¡Ay, qué historia te voy a contar! Es de esas que te hacen ver que la familia a veces no es como uno espera. Resulta que la abuela, que se llama Carmen Jiménez, una mujer de 75 años llena de vida, tenía un piso enorme en el centro de Zaragoza, un tres dormitorios que era la envidia de muchos.
Pues bien, su nieto, Javier, el hermano de mi marido, estaba más pendiente del piso que de ella. Él, su mujer Lucía y sus tres hijos vivían apretados en casa de la suegra, pero en vez de ahorrar para algo propio, tenían la idea fija de que “total, la abuela no va a durar para siempre”. Nunca lo decían abiertamente, pero se notaba en sus sonrisas falsas y en cómo miraban el piso.
Carmen, sin embargo, no tenía ningún plan de quedarse sentada a esperar. Iba al teatro, visitaba museos, hasta salía con amigos. Hasta que un día, Javier se atrevió a soltarlo: “Abuela, sería mejor si firmas el piso a mi nombre y te vas a una residencia. Así tendrás cuidados y no estorbarás”.
¿Te imaginas? Ella ni siquiera contestó. Fue a su habitación, cerró la puerta y al día siguiente vino a casa de mi marido y mía. Ya antes le habíamos dicho que podía vivir con nosotros y alquilar su piso para cumplir su sueño: viajar a Japón. Pero fue esa grosería la que la decidió.
En dos días, alquiló el piso a unos inquilinos serios, y empezó a guardar dinero. Javier, cuando se enteró, se puso hecho una furia. Nos llamó, nos gritó, acusó a mi marido de manipularla, ¡hasta quiso parte del alquiler! Y Lucía empezó a aparecer por casa, fingiendo preocupación: “Ay, Carmen, ¿cómo estás?” Pero todos sabíamos lo que realmente querían.

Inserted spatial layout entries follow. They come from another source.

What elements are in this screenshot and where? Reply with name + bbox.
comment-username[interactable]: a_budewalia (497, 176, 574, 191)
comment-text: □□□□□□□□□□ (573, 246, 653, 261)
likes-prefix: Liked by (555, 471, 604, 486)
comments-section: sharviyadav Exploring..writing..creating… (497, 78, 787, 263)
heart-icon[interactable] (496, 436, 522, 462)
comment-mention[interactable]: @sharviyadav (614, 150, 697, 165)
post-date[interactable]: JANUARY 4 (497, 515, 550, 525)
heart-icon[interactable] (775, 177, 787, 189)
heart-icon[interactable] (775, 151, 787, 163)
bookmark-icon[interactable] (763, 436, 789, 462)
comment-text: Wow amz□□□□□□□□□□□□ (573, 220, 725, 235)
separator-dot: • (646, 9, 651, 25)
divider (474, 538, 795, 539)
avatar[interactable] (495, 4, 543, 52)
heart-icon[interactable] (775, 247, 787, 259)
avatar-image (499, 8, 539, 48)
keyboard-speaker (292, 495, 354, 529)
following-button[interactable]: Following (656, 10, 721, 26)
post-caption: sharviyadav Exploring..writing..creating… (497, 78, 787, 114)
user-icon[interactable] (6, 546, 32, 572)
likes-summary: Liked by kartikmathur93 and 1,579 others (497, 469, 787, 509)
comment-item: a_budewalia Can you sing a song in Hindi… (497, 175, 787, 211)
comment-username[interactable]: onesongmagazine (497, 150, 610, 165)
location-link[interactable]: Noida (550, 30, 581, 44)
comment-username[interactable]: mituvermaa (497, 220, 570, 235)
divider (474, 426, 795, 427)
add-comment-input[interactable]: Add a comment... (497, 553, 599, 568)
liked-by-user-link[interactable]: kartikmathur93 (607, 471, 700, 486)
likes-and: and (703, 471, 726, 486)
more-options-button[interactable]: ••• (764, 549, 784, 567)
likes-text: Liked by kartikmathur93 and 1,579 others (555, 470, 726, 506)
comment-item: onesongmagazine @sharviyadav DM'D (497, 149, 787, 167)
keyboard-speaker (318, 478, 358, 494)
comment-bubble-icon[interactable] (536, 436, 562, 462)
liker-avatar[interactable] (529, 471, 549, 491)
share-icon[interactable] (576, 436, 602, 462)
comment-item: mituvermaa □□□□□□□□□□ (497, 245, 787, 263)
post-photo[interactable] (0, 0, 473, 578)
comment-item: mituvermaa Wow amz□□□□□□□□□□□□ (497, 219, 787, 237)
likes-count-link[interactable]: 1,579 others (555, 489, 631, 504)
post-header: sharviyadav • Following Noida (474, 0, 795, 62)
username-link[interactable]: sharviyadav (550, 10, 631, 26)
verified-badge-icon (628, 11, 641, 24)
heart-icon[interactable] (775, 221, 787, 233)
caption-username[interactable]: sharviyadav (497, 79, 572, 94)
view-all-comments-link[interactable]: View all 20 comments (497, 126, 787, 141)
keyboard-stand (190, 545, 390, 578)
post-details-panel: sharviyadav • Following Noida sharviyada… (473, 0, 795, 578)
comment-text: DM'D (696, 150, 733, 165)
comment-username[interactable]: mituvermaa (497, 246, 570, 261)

Pero la vida da vueltas. Carmen se fue a Japón, nos mandó fotos feliz entre los cerezos en flor de Tokio. Y al volver, dijo: “Quiero más”. Le propusimos vender el piso, comprar algo más pequeño en las afueras de Madrid y usar el resto para viajar. Así lo hizo. Vendió el tres dormitorios, se compró un pisito modesto y, con lo que sobró, se fue a Europa.
En París, en una excursión, conoció a un francés viudo, Jean-Pierre. Un mes después… ¡se casaron! Volamos para la boda, una ceremonia pequeña pero preciosa.
Y Javier, ¿qué hizo? Volvió a llamar, esta vez pidiendo el pisito nuevo: “¡Somos una familia de cinco, no tenemos dónde vivir!”. Carmen solo sonrió: “Si queréis visitarnos, tenéis una habitación en casa de Jean-Pierre y mía”.
Ahora hablo con ella a menudo. Nunca ha sido tan feliz. Lo peor no es que Javier quisiera su herencia antes de tiempo, sino que nunca la vio como persona, solo como un metro cuadrado.
Moraleja: No es lo que tienes, sino el corazón lo que importa. Si pones lo material por encima de la familia, al final te quedarás solo. Punto.